Certo, non possiamo ignorare come, a bella posta, in questa campagna elettorale siano spuntate le “sardine”, ennesima espressione, ambigua e trasversale, del trasformismo opportunista e camaleontico della sinistra nel suo cammino da un insuccesso all’altro dopo la scomparsa del PCI, viaggiando, dunque, tra PDS, DS e PD, quindi tra “girotondini”, “popolo viola”, perché no pure quella parte del M5S, raccogliticcia della deriva più giovane della sinistra.

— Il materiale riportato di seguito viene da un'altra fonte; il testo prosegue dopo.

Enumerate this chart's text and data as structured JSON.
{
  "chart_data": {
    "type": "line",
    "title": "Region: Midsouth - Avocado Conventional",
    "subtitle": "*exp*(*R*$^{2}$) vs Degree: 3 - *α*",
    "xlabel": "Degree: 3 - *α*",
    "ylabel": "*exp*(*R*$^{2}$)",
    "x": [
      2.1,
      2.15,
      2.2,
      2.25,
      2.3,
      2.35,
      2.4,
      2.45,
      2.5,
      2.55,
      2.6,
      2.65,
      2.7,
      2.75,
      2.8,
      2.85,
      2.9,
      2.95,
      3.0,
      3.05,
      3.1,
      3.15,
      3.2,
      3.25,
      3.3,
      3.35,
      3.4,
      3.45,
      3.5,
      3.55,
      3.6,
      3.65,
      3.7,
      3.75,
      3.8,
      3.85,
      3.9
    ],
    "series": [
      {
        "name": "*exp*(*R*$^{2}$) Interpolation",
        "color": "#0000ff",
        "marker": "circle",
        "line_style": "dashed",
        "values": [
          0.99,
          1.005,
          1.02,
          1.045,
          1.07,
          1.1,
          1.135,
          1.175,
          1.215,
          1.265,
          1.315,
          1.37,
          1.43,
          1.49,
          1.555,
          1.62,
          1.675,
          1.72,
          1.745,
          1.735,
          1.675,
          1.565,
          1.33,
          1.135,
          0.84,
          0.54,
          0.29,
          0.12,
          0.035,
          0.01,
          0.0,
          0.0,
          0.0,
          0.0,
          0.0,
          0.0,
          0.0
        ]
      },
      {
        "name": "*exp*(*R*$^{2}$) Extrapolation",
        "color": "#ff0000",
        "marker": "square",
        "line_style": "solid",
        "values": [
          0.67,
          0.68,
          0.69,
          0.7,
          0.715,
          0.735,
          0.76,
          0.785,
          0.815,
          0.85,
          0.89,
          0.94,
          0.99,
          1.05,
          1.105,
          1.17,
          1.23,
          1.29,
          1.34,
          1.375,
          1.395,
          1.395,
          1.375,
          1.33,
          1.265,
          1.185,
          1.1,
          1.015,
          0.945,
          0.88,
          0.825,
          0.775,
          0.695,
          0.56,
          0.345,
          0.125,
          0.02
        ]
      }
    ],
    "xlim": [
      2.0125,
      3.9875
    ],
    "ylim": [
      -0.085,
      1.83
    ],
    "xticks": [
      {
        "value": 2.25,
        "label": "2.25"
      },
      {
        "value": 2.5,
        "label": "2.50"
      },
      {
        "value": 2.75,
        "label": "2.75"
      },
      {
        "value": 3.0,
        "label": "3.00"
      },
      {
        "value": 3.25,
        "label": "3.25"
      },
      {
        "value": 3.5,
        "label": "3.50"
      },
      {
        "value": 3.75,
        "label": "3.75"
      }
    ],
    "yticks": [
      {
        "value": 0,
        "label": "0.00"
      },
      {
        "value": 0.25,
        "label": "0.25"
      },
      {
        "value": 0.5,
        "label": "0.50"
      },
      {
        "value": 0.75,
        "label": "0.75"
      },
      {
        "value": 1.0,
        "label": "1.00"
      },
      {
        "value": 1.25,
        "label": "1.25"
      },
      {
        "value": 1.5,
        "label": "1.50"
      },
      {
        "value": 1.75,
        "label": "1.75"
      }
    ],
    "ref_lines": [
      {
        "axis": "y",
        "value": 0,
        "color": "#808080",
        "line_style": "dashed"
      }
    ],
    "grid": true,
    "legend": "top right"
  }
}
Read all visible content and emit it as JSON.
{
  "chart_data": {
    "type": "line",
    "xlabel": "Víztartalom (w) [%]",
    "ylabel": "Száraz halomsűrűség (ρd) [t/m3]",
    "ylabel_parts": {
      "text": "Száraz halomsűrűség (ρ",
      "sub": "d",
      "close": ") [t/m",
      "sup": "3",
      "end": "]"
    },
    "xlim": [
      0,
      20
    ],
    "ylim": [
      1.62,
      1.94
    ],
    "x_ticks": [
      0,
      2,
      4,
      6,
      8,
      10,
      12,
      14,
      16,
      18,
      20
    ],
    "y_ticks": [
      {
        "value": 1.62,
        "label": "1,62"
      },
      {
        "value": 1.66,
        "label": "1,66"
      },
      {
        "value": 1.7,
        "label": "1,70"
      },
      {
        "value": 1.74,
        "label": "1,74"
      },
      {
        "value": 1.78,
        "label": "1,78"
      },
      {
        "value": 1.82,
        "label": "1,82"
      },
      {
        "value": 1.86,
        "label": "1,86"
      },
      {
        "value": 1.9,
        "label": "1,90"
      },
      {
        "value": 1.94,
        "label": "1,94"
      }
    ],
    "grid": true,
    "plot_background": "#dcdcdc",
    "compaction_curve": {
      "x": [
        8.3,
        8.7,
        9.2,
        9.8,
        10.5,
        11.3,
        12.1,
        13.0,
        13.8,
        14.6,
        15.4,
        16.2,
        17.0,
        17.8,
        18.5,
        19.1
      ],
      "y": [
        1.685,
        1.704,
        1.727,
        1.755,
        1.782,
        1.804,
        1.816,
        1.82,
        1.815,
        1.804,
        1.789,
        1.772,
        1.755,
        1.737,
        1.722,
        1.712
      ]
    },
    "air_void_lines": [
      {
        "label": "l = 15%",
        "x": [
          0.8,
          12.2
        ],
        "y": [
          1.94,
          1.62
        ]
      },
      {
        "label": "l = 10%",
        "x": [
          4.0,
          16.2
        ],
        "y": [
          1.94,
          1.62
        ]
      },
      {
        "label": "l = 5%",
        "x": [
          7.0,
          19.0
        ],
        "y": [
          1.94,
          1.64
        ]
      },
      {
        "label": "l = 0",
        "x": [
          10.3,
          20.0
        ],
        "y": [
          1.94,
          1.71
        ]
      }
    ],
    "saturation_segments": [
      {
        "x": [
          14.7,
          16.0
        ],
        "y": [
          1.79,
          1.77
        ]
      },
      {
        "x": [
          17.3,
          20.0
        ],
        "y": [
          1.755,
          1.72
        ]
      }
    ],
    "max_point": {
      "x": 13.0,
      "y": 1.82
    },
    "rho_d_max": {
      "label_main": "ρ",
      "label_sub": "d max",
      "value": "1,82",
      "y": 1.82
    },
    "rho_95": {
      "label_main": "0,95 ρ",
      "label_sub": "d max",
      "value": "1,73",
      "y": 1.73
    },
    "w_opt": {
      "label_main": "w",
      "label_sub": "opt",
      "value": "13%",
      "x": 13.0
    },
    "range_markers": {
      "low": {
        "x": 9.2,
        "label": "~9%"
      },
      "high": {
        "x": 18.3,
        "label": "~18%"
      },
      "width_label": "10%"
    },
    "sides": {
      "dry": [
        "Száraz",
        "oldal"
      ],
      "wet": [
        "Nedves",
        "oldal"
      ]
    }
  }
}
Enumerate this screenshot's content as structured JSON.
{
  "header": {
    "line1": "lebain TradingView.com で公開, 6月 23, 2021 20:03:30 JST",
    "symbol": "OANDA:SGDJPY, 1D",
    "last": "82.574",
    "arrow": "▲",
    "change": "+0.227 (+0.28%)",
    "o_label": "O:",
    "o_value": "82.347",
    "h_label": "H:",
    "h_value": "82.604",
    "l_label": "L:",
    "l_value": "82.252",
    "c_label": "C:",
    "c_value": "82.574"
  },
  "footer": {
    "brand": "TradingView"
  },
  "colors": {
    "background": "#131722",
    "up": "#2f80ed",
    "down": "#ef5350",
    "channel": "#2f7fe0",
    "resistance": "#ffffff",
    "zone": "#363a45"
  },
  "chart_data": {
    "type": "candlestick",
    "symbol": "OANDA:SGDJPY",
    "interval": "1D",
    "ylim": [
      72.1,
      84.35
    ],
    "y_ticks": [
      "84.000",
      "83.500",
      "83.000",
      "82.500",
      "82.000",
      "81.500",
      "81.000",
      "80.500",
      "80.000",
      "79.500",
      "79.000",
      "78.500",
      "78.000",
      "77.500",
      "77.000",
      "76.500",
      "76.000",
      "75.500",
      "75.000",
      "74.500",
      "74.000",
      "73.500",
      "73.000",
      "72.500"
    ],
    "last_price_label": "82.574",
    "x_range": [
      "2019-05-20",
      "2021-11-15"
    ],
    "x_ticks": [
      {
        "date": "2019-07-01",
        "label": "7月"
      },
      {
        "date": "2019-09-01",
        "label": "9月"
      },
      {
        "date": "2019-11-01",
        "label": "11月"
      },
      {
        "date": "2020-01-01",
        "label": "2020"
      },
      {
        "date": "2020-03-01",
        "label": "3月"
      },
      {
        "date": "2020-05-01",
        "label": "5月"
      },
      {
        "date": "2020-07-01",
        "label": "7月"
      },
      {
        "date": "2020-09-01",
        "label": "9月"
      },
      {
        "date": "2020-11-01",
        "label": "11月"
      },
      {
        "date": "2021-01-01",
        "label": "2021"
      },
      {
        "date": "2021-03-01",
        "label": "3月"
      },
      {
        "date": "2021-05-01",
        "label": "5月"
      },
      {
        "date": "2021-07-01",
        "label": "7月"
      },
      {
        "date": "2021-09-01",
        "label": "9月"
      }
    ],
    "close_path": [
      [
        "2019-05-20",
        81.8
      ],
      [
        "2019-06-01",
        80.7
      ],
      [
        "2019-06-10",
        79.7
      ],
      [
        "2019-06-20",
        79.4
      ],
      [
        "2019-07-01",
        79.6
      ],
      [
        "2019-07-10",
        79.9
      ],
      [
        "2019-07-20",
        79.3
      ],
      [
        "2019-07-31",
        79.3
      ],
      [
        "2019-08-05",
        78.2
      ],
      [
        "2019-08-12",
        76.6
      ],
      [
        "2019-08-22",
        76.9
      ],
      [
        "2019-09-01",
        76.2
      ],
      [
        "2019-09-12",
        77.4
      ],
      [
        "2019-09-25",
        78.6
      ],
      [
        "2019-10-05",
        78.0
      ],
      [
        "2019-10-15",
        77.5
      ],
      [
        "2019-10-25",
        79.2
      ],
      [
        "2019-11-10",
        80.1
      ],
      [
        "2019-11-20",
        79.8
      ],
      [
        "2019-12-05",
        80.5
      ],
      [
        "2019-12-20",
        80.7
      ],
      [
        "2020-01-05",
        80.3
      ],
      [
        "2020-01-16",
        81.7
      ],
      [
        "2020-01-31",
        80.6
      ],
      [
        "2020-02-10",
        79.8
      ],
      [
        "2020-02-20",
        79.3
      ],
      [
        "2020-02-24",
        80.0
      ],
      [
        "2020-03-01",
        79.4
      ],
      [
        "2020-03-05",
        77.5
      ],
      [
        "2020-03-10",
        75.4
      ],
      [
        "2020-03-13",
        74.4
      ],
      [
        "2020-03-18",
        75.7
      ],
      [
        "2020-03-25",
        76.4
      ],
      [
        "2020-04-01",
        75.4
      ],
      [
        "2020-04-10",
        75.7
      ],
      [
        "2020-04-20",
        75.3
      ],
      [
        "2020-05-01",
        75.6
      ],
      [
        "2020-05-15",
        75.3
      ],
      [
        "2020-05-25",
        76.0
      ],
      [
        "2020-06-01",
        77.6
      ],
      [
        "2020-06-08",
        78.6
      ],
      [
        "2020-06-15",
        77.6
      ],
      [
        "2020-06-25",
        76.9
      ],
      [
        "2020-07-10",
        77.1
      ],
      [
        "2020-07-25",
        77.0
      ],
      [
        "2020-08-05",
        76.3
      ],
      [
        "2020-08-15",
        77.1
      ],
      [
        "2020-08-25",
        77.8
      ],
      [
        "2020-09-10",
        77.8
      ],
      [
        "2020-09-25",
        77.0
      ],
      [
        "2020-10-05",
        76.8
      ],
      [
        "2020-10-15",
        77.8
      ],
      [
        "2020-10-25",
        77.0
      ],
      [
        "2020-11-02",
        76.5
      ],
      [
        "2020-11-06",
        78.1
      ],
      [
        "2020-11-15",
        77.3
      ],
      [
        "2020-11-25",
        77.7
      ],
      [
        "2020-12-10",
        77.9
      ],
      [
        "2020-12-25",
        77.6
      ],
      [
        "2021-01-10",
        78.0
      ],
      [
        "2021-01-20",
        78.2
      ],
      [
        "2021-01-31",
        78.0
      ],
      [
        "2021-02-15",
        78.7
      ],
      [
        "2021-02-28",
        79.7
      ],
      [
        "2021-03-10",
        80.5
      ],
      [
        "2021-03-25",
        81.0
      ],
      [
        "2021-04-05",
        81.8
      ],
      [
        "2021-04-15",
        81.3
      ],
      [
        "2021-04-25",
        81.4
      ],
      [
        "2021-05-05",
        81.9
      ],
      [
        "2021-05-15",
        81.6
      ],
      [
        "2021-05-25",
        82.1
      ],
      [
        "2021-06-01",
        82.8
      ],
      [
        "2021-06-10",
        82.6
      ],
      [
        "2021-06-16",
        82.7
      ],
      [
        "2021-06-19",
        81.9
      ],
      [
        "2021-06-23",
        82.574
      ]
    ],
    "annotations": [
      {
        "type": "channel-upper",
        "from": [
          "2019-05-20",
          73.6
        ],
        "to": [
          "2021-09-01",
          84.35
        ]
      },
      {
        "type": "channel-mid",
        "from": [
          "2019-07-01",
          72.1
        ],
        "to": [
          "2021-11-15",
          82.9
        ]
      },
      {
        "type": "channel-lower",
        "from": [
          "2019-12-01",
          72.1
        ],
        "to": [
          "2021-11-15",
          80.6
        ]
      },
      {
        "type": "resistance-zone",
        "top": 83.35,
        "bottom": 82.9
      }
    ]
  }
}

Se in Emilia-Romagna dovesse ancora vincere Bonaccini, ciò significherebbe solo la tenuta ferrea del sistema di potere nel quale la sinistra ha imbrigliato la società, condizionandone ogni aspetto della vita, già a partire dalla quotidianità: in Emilia-Romagna i postcomunisti hanno anticipato i cinesi nella creazione di un sistema economico e sociale aperto, ma solo apparentemente liberale perché, in realtà, stretto dai lacci e lacciuoli del vecchio apparato di controllo da socialismo reale.
In questo disegno non è mancato l’appoggio di alleati politici, anch’essi in crisi, quali parte del mondo democristiano o dell’area laica democratica.
40 anni di immutabile nomenclatura d’apparato della sinistra hanno prodotto in Emilia-Romagna ampia disparità tra città e centri minori, soprattutto appenninici, spesso con la chiusura di servizi essenziali; hanno significato, fra l’altro, la gestione della cultura come strumento, parziale e fazioso, di propaganda più che di educazione e formazione, libere e riflessive.
La nostra gente vuole vivere, è stanca, infatti, di sopravvivere, magari nel migliore dei modi ossia accontentandosi di poca cosa, contrabbandata per eccellenza regionale.
Sicuramente, la sinistra emiliano romagnola è in crisi e non lo nasconde, spesso nel peggiore dei modi.
L’ennesimo caso è successo ieri sera, 19 gennaio, a Galeata sull’appennino forlivese: dalla finestra della sede del PD, affacciata sulla piazza, dove Salvini si intratteneva con tanta folla, sono stati esposti cartelloni bianchi con scritte quali “Capitano non siamo Peter Pan”, “Anche se siamo comunisti mandaci un bacino”, al quale Salvini ha replicato ironicamente addirittura con un bacione.